Research in the Rathmell Lab

 

It is critical that cell metabolism be closely linked to cellular energetic and biosynthetic demands.  One of the most critical pathways vital to maintain cell function and survival is regulation of glucose metabolism.  We have shown that increased glucose metabolism can both provide energy to cells and initiate pro-growth nutrient signaling pathways.  Conversely, decreased glucose metabolism prevents lymphocyte proliferation and leads to cell death via Bcl-2 family proteins.

To address how glucose metabolism is regulated and how it affects cell fate, my laboratory focuses on glucose uptake and metabolism in lymphocytes.  Lymphocytes are a dynamic model for cell changes in metabolism as resting cells use measurable, but low, amounts of glucose, but activated cells have orders or magnitude increases in glucose consumption.

Lymphocyte glucose metabolism is principally regulated by glucose uptake and the glucose transporter, Glut1. In the presence of cytokines or during immune responses, Glut1 expression is increased and Glut1 protein localizes to the cell surface. When cells are deprived stimulation, Glut1 mRNA levels decrease and Glut1 protein in internalized and degraded. Conversely, upregulation of Glut1 and glucose metabolism have long been observed in cancer cells of all varieties and this may play an important role in cancer cell growth and survival. It is largely unknown, however, how Glut1 expression or localization is regulated and how alterations in glucose uptake may affect immunity or cancer.

We have three related project areas in the lab to study this problem.

( 1 ) We are addressing how signaling pathways regulate Glut1 expression and trafficking. We have shown that cytokine-mediated activation of the kinase Akt1 is sufficient to promote Glut1 trafficking to the cell surface but does not affect Glut1 mRNA levels. We have also shown that a separate pathway to regulate Glut1 trafficking and degradation is regulated by Glut1 interacting proteins, such as GIPC. We are currently further defining the signaling pathways and mechanisms responsible for Glut1 expression and trafficking.

( 2 ) We have generated Glut1 transgenic mice that express Glut1 specifically in T cells to study the role of glucose uptake in T cell survival and activation. Thusfar, we have shown that increased glucose uptake promotes T cell hyperactivity and enhances T cell activation. Glucose uptake, therefore, is a limiting component of T cell activation.  We are currently testing the hypothesis that the increased activity of Glut1 transgenic T cells may contribute to autoimmunity and that increased glucose uptake may contribute to disease.

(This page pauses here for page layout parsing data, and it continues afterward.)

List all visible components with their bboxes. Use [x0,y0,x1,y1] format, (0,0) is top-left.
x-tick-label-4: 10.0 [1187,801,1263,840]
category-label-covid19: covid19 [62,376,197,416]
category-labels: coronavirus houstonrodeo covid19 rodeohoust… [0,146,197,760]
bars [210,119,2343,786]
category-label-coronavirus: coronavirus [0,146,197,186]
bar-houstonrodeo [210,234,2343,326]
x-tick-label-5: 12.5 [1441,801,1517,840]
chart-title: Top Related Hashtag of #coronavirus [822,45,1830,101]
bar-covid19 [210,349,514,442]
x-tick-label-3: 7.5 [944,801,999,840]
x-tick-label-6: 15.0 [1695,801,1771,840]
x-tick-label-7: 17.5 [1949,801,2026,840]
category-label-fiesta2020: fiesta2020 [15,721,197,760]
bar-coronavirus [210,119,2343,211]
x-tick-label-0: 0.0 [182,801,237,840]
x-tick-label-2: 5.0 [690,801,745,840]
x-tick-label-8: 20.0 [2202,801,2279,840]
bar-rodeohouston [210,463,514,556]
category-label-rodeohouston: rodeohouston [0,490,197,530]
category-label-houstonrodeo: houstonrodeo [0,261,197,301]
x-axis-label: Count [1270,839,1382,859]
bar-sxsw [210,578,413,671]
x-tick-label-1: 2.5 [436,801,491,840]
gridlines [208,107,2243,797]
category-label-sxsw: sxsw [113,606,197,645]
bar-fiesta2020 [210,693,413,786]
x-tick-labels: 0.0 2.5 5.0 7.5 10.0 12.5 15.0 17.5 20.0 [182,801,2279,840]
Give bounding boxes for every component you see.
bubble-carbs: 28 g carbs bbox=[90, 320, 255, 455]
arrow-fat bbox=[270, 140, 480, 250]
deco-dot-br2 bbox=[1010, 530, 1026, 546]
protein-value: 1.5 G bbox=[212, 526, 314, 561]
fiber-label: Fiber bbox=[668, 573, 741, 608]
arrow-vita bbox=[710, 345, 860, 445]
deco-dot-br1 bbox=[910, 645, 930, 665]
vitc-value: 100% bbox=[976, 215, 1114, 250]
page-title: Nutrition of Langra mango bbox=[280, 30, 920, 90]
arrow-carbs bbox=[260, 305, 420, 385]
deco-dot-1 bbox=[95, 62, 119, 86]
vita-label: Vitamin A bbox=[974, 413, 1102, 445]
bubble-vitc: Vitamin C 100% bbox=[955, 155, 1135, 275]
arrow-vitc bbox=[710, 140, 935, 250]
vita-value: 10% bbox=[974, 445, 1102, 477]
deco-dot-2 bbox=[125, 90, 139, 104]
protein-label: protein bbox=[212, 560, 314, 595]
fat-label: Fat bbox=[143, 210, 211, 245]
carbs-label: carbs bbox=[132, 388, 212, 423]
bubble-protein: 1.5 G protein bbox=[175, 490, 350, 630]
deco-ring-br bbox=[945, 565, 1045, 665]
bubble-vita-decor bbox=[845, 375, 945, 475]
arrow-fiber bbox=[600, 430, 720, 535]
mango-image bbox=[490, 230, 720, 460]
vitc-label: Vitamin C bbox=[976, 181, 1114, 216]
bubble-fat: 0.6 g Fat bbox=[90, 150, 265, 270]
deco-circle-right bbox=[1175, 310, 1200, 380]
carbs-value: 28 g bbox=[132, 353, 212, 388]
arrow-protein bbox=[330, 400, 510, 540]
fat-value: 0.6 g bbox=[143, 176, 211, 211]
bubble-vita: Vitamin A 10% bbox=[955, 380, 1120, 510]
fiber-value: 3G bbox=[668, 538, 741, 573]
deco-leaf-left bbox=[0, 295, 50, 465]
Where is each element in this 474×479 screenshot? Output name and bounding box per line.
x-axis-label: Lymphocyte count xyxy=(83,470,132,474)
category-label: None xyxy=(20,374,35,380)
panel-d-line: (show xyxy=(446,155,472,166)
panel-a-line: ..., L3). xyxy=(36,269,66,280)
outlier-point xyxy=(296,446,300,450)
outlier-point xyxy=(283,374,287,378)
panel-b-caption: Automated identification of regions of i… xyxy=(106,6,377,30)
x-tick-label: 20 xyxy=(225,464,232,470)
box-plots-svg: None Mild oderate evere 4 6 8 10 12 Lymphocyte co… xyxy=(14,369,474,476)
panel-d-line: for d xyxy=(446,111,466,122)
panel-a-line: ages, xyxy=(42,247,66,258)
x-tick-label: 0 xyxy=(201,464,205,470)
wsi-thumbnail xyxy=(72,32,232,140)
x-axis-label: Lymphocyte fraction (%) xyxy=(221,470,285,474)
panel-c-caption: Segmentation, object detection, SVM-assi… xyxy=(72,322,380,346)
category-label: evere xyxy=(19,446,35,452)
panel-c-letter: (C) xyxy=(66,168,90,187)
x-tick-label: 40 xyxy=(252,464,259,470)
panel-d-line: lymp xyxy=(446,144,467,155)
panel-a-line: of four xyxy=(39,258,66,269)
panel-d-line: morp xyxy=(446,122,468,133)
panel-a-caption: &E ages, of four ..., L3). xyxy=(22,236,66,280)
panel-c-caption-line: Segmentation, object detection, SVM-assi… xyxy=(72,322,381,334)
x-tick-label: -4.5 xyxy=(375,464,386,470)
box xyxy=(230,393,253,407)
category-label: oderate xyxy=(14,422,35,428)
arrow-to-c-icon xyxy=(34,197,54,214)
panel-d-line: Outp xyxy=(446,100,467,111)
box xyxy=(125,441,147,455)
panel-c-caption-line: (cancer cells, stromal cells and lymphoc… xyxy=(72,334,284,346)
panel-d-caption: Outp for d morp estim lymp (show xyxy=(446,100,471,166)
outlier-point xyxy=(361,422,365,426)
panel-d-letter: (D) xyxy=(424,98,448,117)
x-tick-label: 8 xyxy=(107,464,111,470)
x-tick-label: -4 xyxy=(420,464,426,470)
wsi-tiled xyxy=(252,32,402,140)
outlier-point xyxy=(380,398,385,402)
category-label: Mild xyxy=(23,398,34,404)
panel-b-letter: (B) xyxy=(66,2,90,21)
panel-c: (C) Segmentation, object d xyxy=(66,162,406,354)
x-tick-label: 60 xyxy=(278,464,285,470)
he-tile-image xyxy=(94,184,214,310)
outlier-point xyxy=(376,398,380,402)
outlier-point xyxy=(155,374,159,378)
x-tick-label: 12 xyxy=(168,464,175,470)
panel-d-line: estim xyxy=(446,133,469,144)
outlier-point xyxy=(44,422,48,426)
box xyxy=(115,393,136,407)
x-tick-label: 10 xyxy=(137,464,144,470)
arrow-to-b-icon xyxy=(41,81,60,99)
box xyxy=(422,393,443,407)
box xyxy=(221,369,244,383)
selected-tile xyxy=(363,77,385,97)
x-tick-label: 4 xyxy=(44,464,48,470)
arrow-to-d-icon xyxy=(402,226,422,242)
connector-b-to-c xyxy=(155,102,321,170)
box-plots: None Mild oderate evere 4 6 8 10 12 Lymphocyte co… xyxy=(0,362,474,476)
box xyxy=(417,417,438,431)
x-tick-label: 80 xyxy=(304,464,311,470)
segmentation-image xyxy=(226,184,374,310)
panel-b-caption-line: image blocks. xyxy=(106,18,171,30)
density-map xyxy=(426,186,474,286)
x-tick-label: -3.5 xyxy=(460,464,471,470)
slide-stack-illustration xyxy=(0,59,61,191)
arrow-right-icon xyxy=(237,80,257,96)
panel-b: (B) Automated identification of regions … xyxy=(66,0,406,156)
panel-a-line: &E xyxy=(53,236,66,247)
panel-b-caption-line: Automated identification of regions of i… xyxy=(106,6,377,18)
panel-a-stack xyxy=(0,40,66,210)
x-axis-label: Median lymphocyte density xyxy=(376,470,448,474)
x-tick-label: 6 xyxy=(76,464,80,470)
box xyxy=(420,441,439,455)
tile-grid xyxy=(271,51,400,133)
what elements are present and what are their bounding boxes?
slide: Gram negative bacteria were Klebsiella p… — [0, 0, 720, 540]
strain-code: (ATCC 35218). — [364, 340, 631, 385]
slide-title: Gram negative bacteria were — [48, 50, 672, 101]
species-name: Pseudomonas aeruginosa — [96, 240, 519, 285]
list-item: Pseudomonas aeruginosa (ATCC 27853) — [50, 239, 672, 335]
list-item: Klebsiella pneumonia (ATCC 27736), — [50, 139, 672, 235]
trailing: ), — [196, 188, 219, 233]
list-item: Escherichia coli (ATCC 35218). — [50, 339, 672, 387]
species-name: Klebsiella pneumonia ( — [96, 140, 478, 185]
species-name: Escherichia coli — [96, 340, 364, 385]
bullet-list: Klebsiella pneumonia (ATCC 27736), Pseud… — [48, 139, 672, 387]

( 3 ) We are also addressing the role of glucose uptake on cell death via regulation of the Bcl-2 family of proteins. We have found that the expression of the anti-apoptotic Bcl-2 family protein, Mcl-1, is affected by glucose uptake and hexokinase expression. We have now shown that increased glucose uptake initiates a signaling pathway leads to inhibitory phosphorylation of GSK-3 and stabilization of Mcl-1 protein.  This pathway is likely to be activated in every cell type where Glut1 is induced, including stimulated lymphocytes and cancerous cells.  We are currently studying the mechanisms and implications of this glucose-initiated cell signaling pathway in cell survival and function.

Our approach of studying the mechanism and role of metabolic regulation in lymphocytes bridges immunology and metabolism research. Lymphocytes are an excellent model system for metabolic research as they are highly sensitive to changes in nutrient uptake and must maintain the capacity to rapidly and strongly upregulate cellular metabolism in immune responses. By testing how changes in cell metabolism affect cell fate, we hope to address novel cell biological issues that affect lymphocyte survival, autoimmunity, and cancer.